11.3 An APP entity must take reasonable steps to destroy or de-identify the personal information it holds once the personal information is no longer needed for any purpose for which the personal information may be used or disclosed under the APPs. This requirement does not apply where the personal information is contained in a Commonwealth record or where the entity is required by law or a court/tribunal order to retain the personal information (APP 11.2).

The destruction or de-identifying is only required where the information is no longer needed for the purpose for which it was intended to be used or disclosed. Information such as fact finder and risk profile information was collected to assist in producing advice, and also to demonstrate compliance with "best interests duty" - see sec 961B(2)).

If the operations of the Corporations Act 2001 mandated compulsory dispute resolution scheme (AFCA) now requires a adviser to elicit evidence of their advice process from 11 years ago it becomes completely legitimate and not a breach of the Principle to retain such information. If you think I am wrong just give ASIC or AFCA a call on this point - and even OAIC.

Again, it is important to rely on source documents and not summaries. Summaries, even good ones, may not be able provide full context to every circumstance that can arise.

Thanks Mark, I have wasted some more time on the issue and concluded you are absolutely correct. But this retrospective change is interesting AFCA are currently having problems with it as shown by case 526729. "The lack of primary records provided by the complainant or the financial firm from 2004 has limited the financial firm’s ability to conduct a full and fair review of the advice. " This case was released in May 2019 so it is relatively recent. I am interested in what people think of the implications of this.

Hi RobinBris. Thanks for your feedback, and your reference to the recent AFCA determination. Regrettably, it is not AFCA that is having problems (or will have problems) with the issue of record keeping and legacy complaints, but as usual the poor beleaguered AFS licensee. I note that while AFCA was good enough to comment on the problem for AFS licensees in Case 526729, AFCA saw absolutely no bar to making an award against the AFS licensee. I fear that in future this will also likely be the 'play book' going forward. Expression of concern while 'belting' the licensees with awards against the licensees.

I must say that I am surprised at what appears to have been the approach by the licensee in case 526729. The claim appears to have been outside the limitation period at the time it was raised with FOS (in 2017) yet the licensee did not seek to have the matter dismissed due to the expiry of the limitation period. There was no suggestion at that time in 2017 of the coming "retrospective" approach that would be adopted by AFCA in 2019 - so no reason for the licensee not to seek to have the matter thrown out.

Unfortunately, most licensees handle FOS (now AFCA) matters very poorly - and it costs them both in time and money.

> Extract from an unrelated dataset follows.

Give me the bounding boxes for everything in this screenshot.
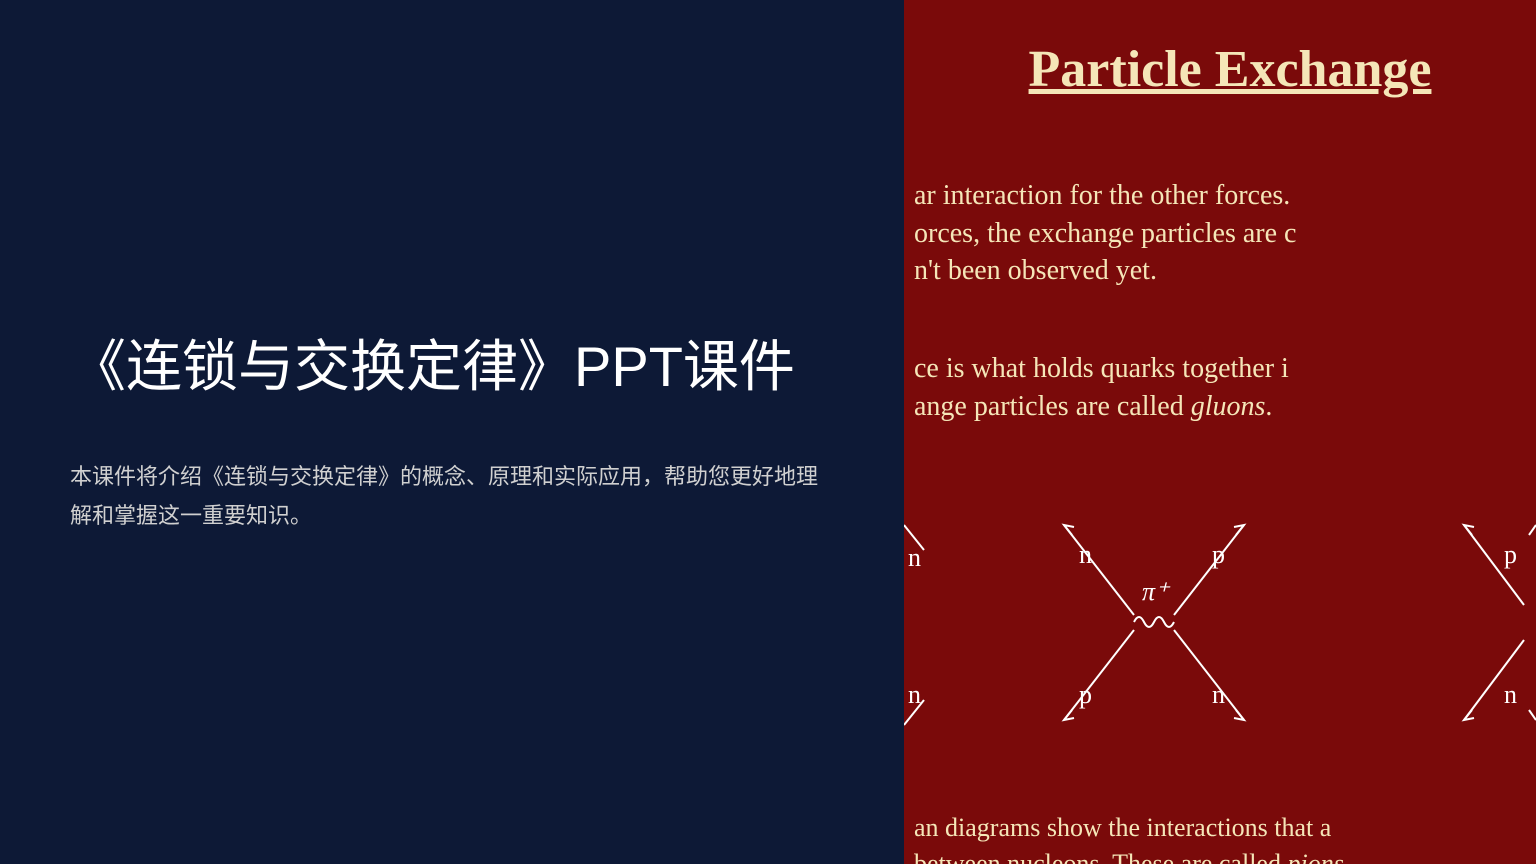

As an aside, I am interested to see the depth into which you have delved on this matter. No, I do not think you have wasted time. This will likely be one of the key issues for the industry this financial year, and I think it is likely that claims of this nature may actually send some licensees into insolvency. I would be keen to keep in touch with you on these type of issues. If you are interested in keeping in touch you should feel free to contact me on my personal email: [email protected]

Best wishes

Mark

they only have themselves to blame !!

Who is to blame John Phillips ?
Please identify who exactly is to blame ?

Do gooders always have someone to blame!! They couldn’t complain if they didn’t, it’s their life blood!!